Faulty Grand Jury Charge Leads to Dismissal of Indictment

It is often exceedingly difficult for a defense attorney to obtain access to the legal instruction given by the prosecutor to a grand jury. Under Fed. R. Crim. P. 6(e)(3)(E)(ii), discovery of grand jury proceedings may be granted where "a ground may exist to dismiss the indictment because of a matter that occurred before the grand jury." But absent disclosure by the government of the transcript containing the colloquy between prosecutor and grand jury, the only argument that an erroneous instruction was provided must be made inferentially from the words of the indictment and the failure of the indictment to make out the essential elements of the charged offense (hence, the argument goes, the prosecutor must have misinstructed the body in order to have obtained the true bill).

Even more frustrating, when the high hurdle to discovering the legal instructions can be surmounted, there is commonly no remedy. Courts routinely have held that dismissal is not a proper remedy for faulty grand jury instructions, although there are scattered district courts which have dismissed indictments on that ground. See, e.g., United States v. Buchanan, 767 F.2d 477 (10th Cir. 1986) (no dismissal available), cert. denied, 494 U.S. 1988 (1990). But see United States v. Peralta, 763 F. Supp. 14 (S.D.N.Y. 1991) (distinguishing Buchanan and dismissing indictment); United States v. Vetere, 663 F. Supp. 381 (S.D.N.Y. 1987) (dismissing indictment).

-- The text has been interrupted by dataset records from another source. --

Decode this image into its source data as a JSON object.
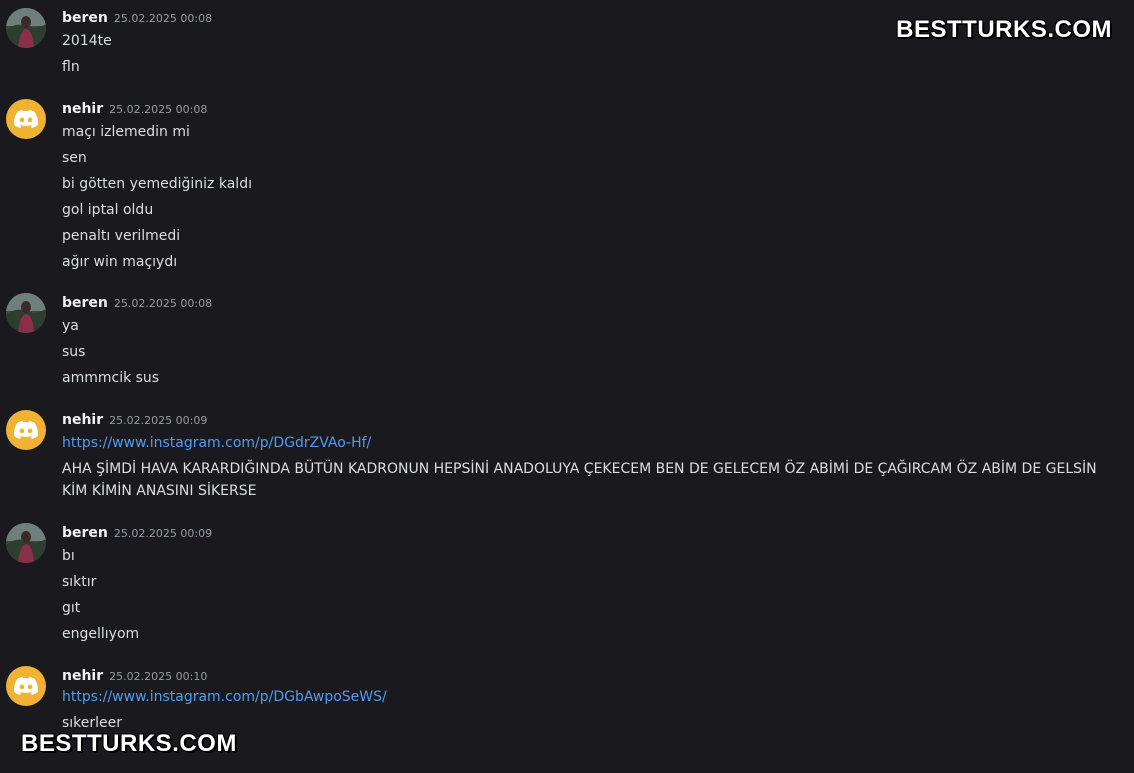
{
  "watermark": {
    "top": "BESTTURKS.COM",
    "bottom": "BESTTURKS.COM"
  },
  "colors": {
    "background": "#1a1a1e",
    "link": "#4f9bf0",
    "discord_avatar": "#f0b232"
  },
  "messages": [
    {
      "user": "beren",
      "time": "25.02.2025 00:08",
      "avatar": "photo",
      "lines": [
        "2014te",
        "fln"
      ]
    },
    {
      "user": "nehir",
      "time": "25.02.2025 00:08",
      "avatar": "discord-icon",
      "lines": [
        "maçı izlemedin mi",
        "sen",
        "bi götten yemediğiniz kaldı",
        "gol iptal oldu",
        "penaltı verilmedi",
        "ağır win maçıydı"
      ]
    },
    {
      "user": "beren",
      "time": "25.02.2025 00:08",
      "avatar": "photo",
      "lines": [
        "ya",
        "sus",
        "ammmcik sus"
      ]
    },
    {
      "user": "nehir",
      "time": "25.02.2025 00:09",
      "avatar": "discord-icon",
      "link": "https://www.instagram.com/p/DGdrZVAo-Hf/",
      "text": "AHA ŞİMDİ HAVA KARARDIĞINDA BÜTÜN KADRONUN HEPSİNİ ANADOLUYA ÇEKECEM BEN DE GELECEM ÖZ ABİMİ DE ÇAĞIRCAM ÖZ ABİM DE GELSİN KİM KİMİN ANASINI SİKERSE"
    },
    {
      "user": "beren",
      "time": "25.02.2025 00:09",
      "avatar": "photo",
      "lines": [
        "bı",
        "sıktır",
        "gıt",
        "engellıyom"
      ]
    },
    {
      "user": "nehir",
      "time": "25.02.2025 00:10",
      "avatar": "discord-icon",
      "link": "https://www.instagram.com/p/DGbAwpoSeWS/",
      "lines": [
        "sıkerleer"
      ]
    }
  ]
}
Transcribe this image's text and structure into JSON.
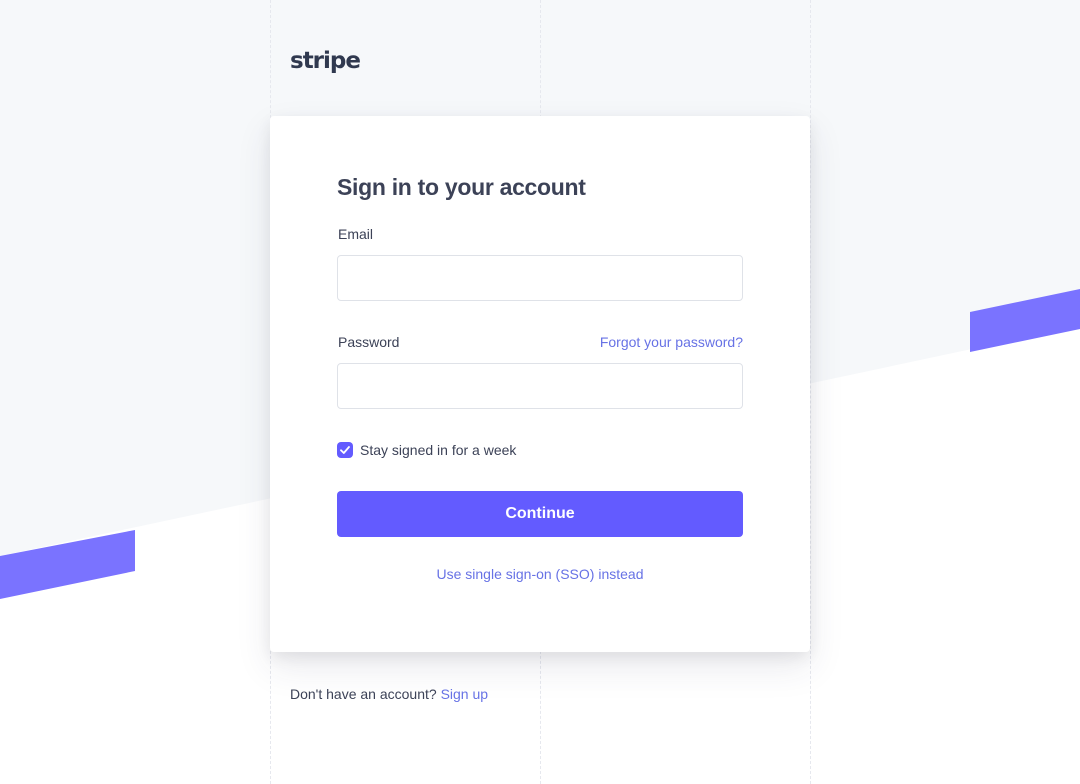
{
  "brand": {
    "logo_text": "stripe",
    "accent_color": "#635bff",
    "link_color": "#6772e5",
    "band_color": "#7a73ff",
    "text_color": "#3c4257",
    "background_color": "#f6f8fa"
  },
  "form": {
    "title": "Sign in to your account",
    "email": {
      "label": "Email",
      "value": "",
      "placeholder": ""
    },
    "password": {
      "label": "Password",
      "value": "",
      "placeholder": "",
      "forgot_link": "Forgot your password?"
    },
    "remember": {
      "label": "Stay signed in for a week",
      "checked": true,
      "icon": "check-icon"
    },
    "submit_label": "Continue",
    "sso_link": "Use single sign-on (SSO) instead"
  },
  "footer": {
    "prompt": "Don't have an account?",
    "signup_link": "Sign up"
  }
}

However, a recent New Jersey Supreme Court case offers hope that there is relief available where the prosecution errs. In State v. Lisa, 194 N.J. 409 (2008), a defendant was indicted for reckless manslaughter when a teenaged victim died from a drug overdose while a guest in Lisa’s home. The prosecutor charged the grand jury that Lisa could be held criminally accountable for the girl’s death based on a civil liability standard found in the Restatement (Second) of Torts, which obligates one to exercise a duty of care where he has voluntarily assumed the care of another and secluded person and that aid from others was unavailable.

The Supreme Court, agreeing with the intermediate appellate court, held that reliance on a civil standard for criminal liability was improper because the use of civil standards which had not migrated into substantive criminal law provided insufficient notice to an accused and violated due process principles. 

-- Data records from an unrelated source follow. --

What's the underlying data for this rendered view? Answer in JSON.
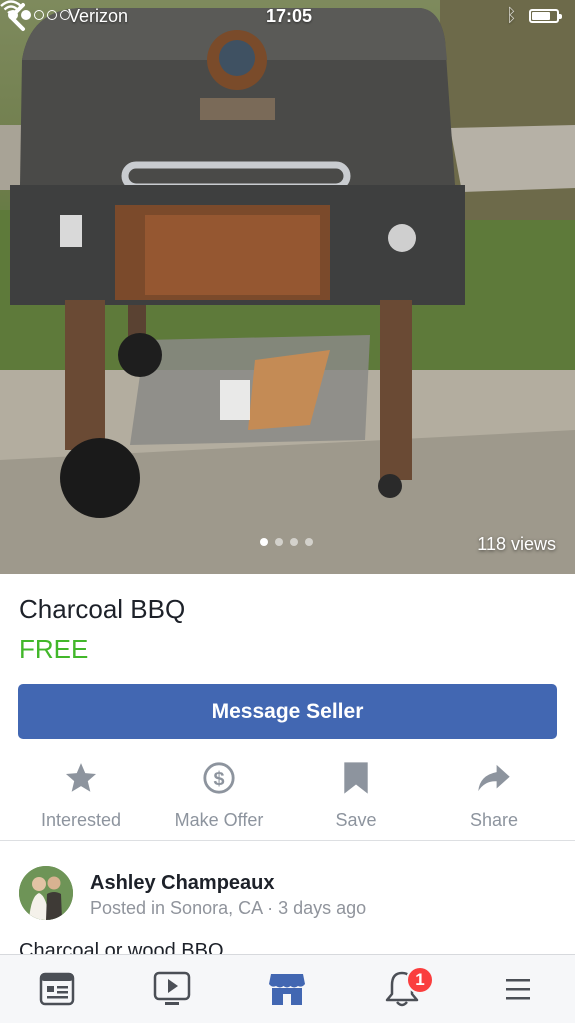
{
  "status_bar": {
    "carrier": "Verizon",
    "time": "17:05",
    "signal_bars_filled": 2,
    "signal_bars_total": 5,
    "battery_level": 0.68
  },
  "photo": {
    "views": "118 views",
    "image_count": 4,
    "active_index": 0
  },
  "listing": {
    "title": "Charcoal BBQ",
    "price": "FREE",
    "message_button": "Message Seller"
  },
  "actions": [
    {
      "label": "Interested",
      "icon": "star-icon"
    },
    {
      "label": "Make Offer",
      "icon": "dollar-icon"
    },
    {
      "label": "Save",
      "icon": "bookmark-icon"
    },
    {
      "label": "Share",
      "icon": "share-icon"
    }
  ],
  "seller": {
    "name": "Ashley Champeaux",
    "posted": "Posted in Sonora, CA · 3 days ago"
  },
  "description": "Charcoal or wood BBQ",
  "tabbar": {
    "tabs": [
      "news-feed-icon",
      "video-icon",
      "marketplace-icon",
      "notifications-icon",
      "menu-icon"
    ],
    "active_tab": "marketplace-icon",
    "notification_count": "1"
  },
  "colors": {
    "brand_blue": "#4267b2",
    "price_green": "#42b72a",
    "badge_red": "#fa3e3e",
    "muted_gray": "#8d949e"
  }
}
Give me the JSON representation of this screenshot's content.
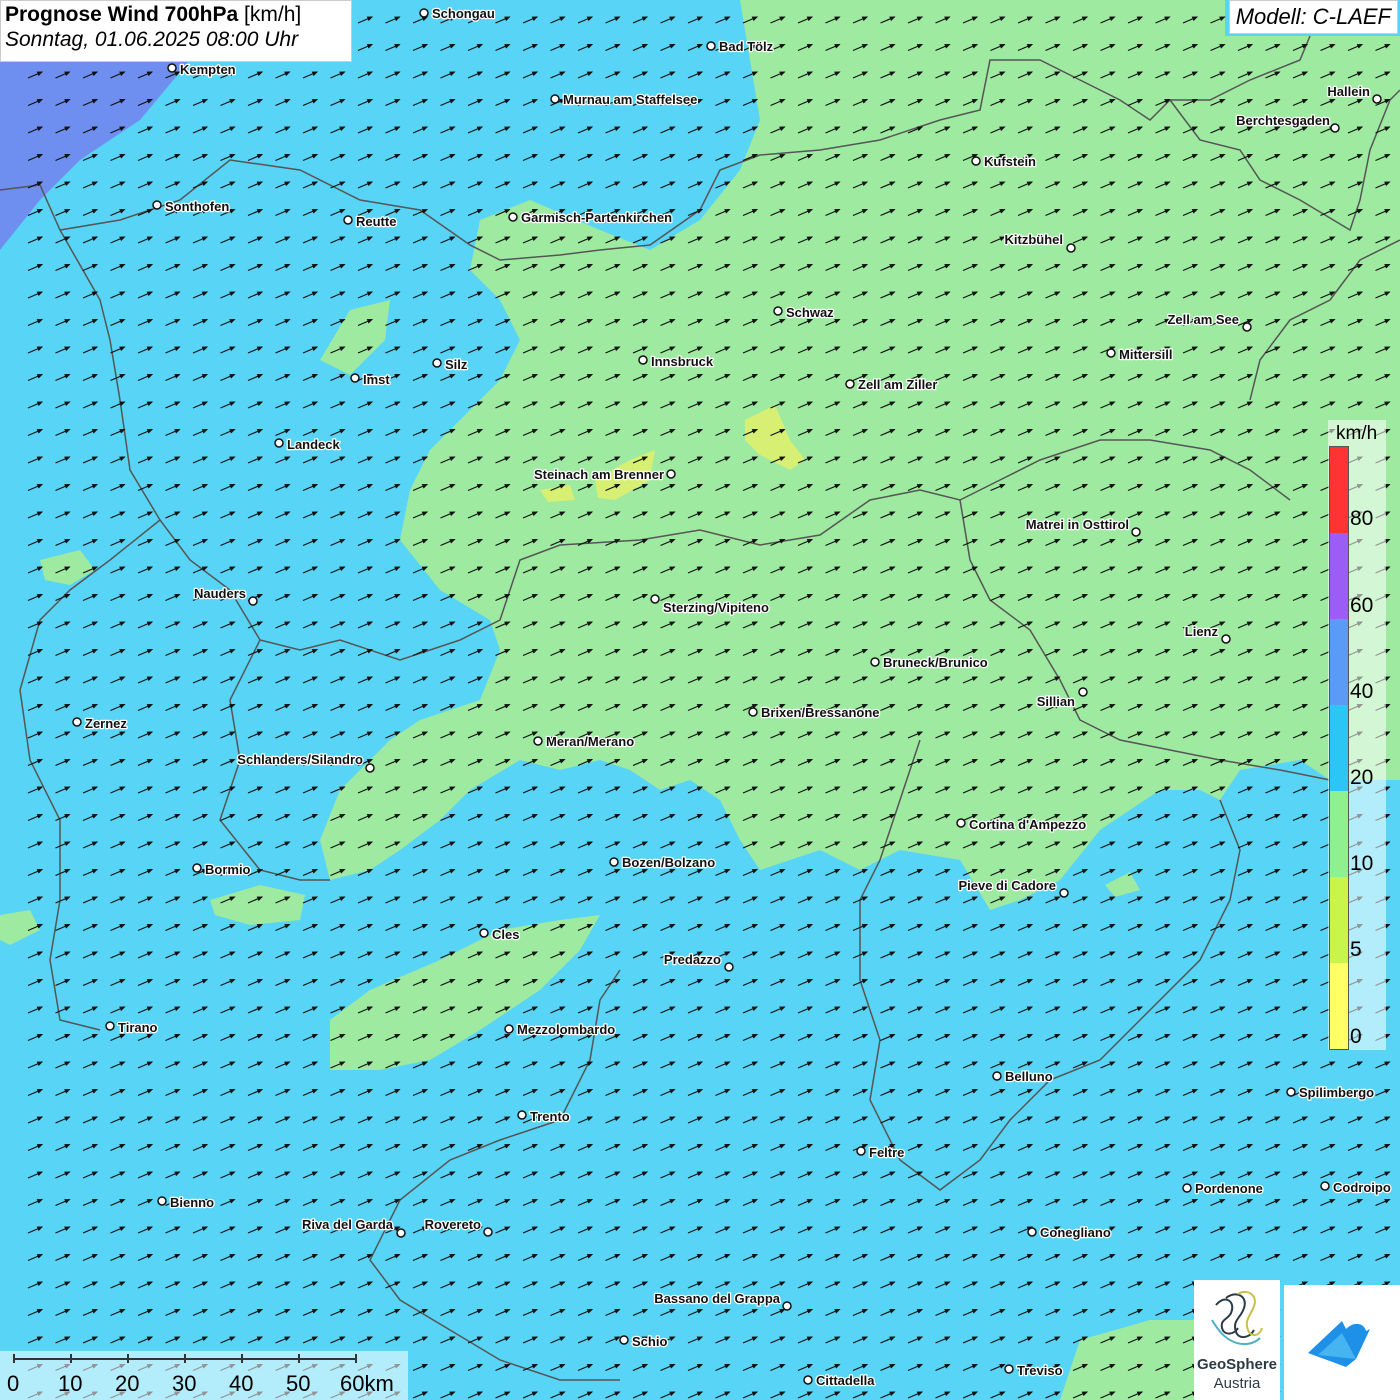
{
  "header": {
    "title_bold": "Prognose Wind 700hPa",
    "title_unit": "[km/h]",
    "datetime": "Sonntag, 01.06.2025 08:00 Uhr",
    "model": "Modell: C-LAEF"
  },
  "legend": {
    "unit": "km/h",
    "ticks": [
      "80",
      "60",
      "40",
      "20",
      "10",
      "5",
      "0"
    ],
    "colors": [
      "#ff3333",
      "#9b5df5",
      "#5b9bf5",
      "#2cc6f5",
      "#8ef08e",
      "#c8f54a",
      "#ffff66"
    ]
  },
  "colors": {
    "zone_light_blue": "#58d4f6",
    "zone_green": "#9eeaa0",
    "zone_violet_blue": "#6f8ff0",
    "zone_yellow": "#d7ef73",
    "border": "#555555"
  },
  "cities": [
    {
      "name": "Schongau"
    },
    {
      "name": "Bad Tölz"
    },
    {
      "name": "Kempten"
    },
    {
      "name": "Murnau am Staffelsee"
    },
    {
      "name": "Hallein"
    },
    {
      "name": "Berchtesgaden"
    },
    {
      "name": "Kufstein"
    },
    {
      "name": "Sonthofen"
    },
    {
      "name": "Reutte"
    },
    {
      "name": "Garmisch-Partenkirchen"
    },
    {
      "name": "Kitzbühel"
    },
    {
      "name": "Schwaz"
    },
    {
      "name": "Zell am See"
    },
    {
      "name": "Silz"
    },
    {
      "name": "Innsbruck"
    },
    {
      "name": "Mittersill"
    },
    {
      "name": "Imst"
    },
    {
      "name": "Zell am Ziller"
    },
    {
      "name": "Landeck"
    },
    {
      "name": "Steinach am Brenner"
    },
    {
      "name": "Matrei in Osttirol"
    },
    {
      "name": "Nauders"
    },
    {
      "name": "Sterzing/Vipiteno"
    },
    {
      "name": "Lienz"
    },
    {
      "name": "Bruneck/Brunico"
    },
    {
      "name": "Sillian"
    },
    {
      "name": "Zernez"
    },
    {
      "name": "Brixen/Bressanone"
    },
    {
      "name": "Meran/Merano"
    },
    {
      "name": "Schlanders/Silandro"
    },
    {
      "name": "Cortina d'Ampezzo"
    },
    {
      "name": "Bormio"
    },
    {
      "name": "Bozen/Bolzano"
    },
    {
      "name": "Pieve di Cadore"
    },
    {
      "name": "Cles"
    },
    {
      "name": "Predazzo"
    },
    {
      "name": "Tirano"
    },
    {
      "name": "Mezzolombardo"
    },
    {
      "name": "Belluno"
    },
    {
      "name": "Spilimbergo"
    },
    {
      "name": "Trento"
    },
    {
      "name": "Feltre"
    },
    {
      "name": "Pordenone"
    },
    {
      "name": "Codroipo"
    },
    {
      "name": "Bienno"
    },
    {
      "name": "Riva del Garda"
    },
    {
      "name": "Rovereto"
    },
    {
      "name": "Conegliano"
    },
    {
      "name": "Bassano del Grappa"
    },
    {
      "name": "Schio"
    },
    {
      "name": "Treviso"
    },
    {
      "name": "Cittadella"
    }
  ],
  "scale": {
    "labels": [
      "0",
      "10",
      "20",
      "30",
      "40",
      "50",
      "60km"
    ]
  },
  "logos": {
    "geosphere_line1": "GeoSphere",
    "geosphere_line2": "Austria"
  }
}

The Supreme Court rejected the argument that the evidence before the grand jury was insufficient to support a reckless manslaughter charge on some other theory, and the Court discussed the indictment. The State was free to re-present the case on some other theory of liability.

Achieving an indictment’s dismissal, particularly in a case which was brought with some notoriety, is a notable accomplishment and a setback for prosecutors, even if not the last word in a defendant’s fate. The Lisa case supports the vital principle that words – especially where delivered by a prosecutor in ex parte fashion to a grand jury – matter.